Another important policy framework that will be concluded in 2014 is the EU-Moldova Association Agreement. The framework, aligned with EU standards, focuses on policy and public administration reforms. These reforms are expected to have a positive impact on the health sector, by taking measures to improve access to services.
Policy dialogues 2014
Pilot ‘local health profiles’ made up of quantitative and qualitative data collected at the local level, are being created and piloted, that will provide key recommendations at district and national level to strengthen the current system. The EU-WHO UHC Partnership in Moldova leads to various dialogues within institutions, informed decision making, and better communication – including informal information sharing within the Ministry of Health.

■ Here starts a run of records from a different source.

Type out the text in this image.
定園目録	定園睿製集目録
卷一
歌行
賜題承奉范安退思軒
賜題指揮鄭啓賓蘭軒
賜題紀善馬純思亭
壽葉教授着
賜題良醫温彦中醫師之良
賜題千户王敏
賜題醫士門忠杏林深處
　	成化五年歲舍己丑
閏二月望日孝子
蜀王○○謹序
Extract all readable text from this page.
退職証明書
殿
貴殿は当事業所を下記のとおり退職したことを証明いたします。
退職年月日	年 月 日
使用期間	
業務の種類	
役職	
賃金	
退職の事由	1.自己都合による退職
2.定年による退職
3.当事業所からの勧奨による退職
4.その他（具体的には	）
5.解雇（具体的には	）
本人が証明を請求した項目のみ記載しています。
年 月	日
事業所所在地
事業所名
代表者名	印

It has also increased capacities to engage in international dialogues, and in national and local level dialogues on priority health topics. In 2014, the topic specific policy dialogues will continue to focus on four main themes:
- out-of-pocket payments and inefficiencies in health care
- health system strengthening and addressing noncommunicable diseases
- health system strengthening and tuberculosis control
- quality of health care
The dialogues will also cover aspects of UHC such as equitable access, financial protection, and quality of services.
“Moving forward, there is a real need to better explain what is at stake to the population, and to understand the realities of the local environment in order to contextualize the policy advice,” says Dr. Habicht. “The uniqueness of the current partnership between WHO and EU is, first and foremost, the ability to start discussions, bring partners together, and increase communications between different actors. Decision-makers need to be made more accountable for addressing current and future public health challenges such as non-communicable diseases, where universal health coverage can provide the solution.”